国民が皇族の恋愛に口を挟む不思議(日本国民党情報宣伝局長 金友隆幸)

情報宣伝局長 金友隆幸

情報宣伝局長 金友隆幸

 眞子内親王殿下の年内のご結婚がようやく決まったと一部報道が出た。まことにおめでたい限りだ。

 お二人の婚約内定会見から約4年間にわたり、若いお二人に対して「保守」や「愛国者」を名乗る人々の罵詈雑言の類いは、実にひどいものであった。

 普段は「尊皇」を口にしておきながら、「皇室は税金で生活してるんだから、国民の声を聞け」などと言う者まで出てきた。

 皇族方は、入内される以外、生まれながら皇族であり、ご本人が皇族となるかどうかを選べない。それで「税金」を理由にして物言いするのは、左翼と変わらない。

 あるいは結婚相手となる人の人格攻撃をして、「あんな人間と結婚したのでは、幸せになれない」と言う言説も多く見受けられた。その人が幸せになるかどうかはその人が決めることであり、他人がとやかく言うことではない。

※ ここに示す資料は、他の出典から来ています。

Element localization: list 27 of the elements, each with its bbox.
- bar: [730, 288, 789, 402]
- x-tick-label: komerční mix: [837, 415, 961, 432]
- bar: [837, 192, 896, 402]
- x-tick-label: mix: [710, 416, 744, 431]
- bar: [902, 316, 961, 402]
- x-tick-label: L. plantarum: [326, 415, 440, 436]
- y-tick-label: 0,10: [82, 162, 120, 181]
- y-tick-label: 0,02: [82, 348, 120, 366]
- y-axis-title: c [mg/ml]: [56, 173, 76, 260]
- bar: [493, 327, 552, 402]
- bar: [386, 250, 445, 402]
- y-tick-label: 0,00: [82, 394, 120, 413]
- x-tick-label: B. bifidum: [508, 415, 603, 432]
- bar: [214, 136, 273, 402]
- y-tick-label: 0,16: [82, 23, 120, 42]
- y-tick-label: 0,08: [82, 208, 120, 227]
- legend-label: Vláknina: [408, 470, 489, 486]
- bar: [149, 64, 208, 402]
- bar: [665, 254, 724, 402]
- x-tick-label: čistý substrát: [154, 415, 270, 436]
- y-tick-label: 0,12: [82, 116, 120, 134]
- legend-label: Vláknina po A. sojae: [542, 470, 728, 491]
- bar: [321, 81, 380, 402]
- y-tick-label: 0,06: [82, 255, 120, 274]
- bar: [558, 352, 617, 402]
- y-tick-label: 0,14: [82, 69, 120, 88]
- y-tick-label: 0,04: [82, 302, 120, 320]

 たとえば、私は今の運動がしたくてしたくて仕方がなくて、この運動をやっている。

 警察に睨まれ、反対勢力や批判者どもから山のように悪口雑言を言われたりもする。人がどう思うかは推して知るべしだが、尊敬できる仲間たちと共に、時に真剣に、時に面白おかしくやる運動は、生き甲斐であり、私は幸せだ。むしろ贅沢なぐらいに思っている。

 よく「右翼運動をすれば、残るのは前科と借金だけ」と自嘲的に言われるが、そんな先輩方も皆、幸せそうだ。

 つまり、世間が決めつける「幸せ」と本人が感じる「幸せ」の間にはズレがある。当たり前の話だ。

 そうしたことを考えれば、今回のお二人の結婚をめぐる、多くの保守の言説はおかしなものだった。「世の中お金じゃない」と普段から口にして、新自由主義的路線に反対しているはずの者が、「あんな人間と結婚したら金で苦労する」とほざいているのだ。そんな者は竹中平蔵の家で雑巾がけでもしていればいい。「皇室を尊ぶべし。皇族方の言われることに反する者は逆賊」ぐらいに言っている者が、「諫言」「忠言」と称して刊行物に好き勝手な手前の意見を開陳して、若いお二人を中傷している。

 そういう人にとって皇室とは、自分の言説に正当性を得るための道具に過ぎなかったのだろう。こういう者が戦時中、「上官の言葉は天皇陛下のお言葉」と言って部下を殴ったりしていたのかと思う。

 国民が皇族の恋愛に小姑のごとく口を挟む様は不思議を超えて、日本の先行きが心配になる。日本国民は猛省が必要だ。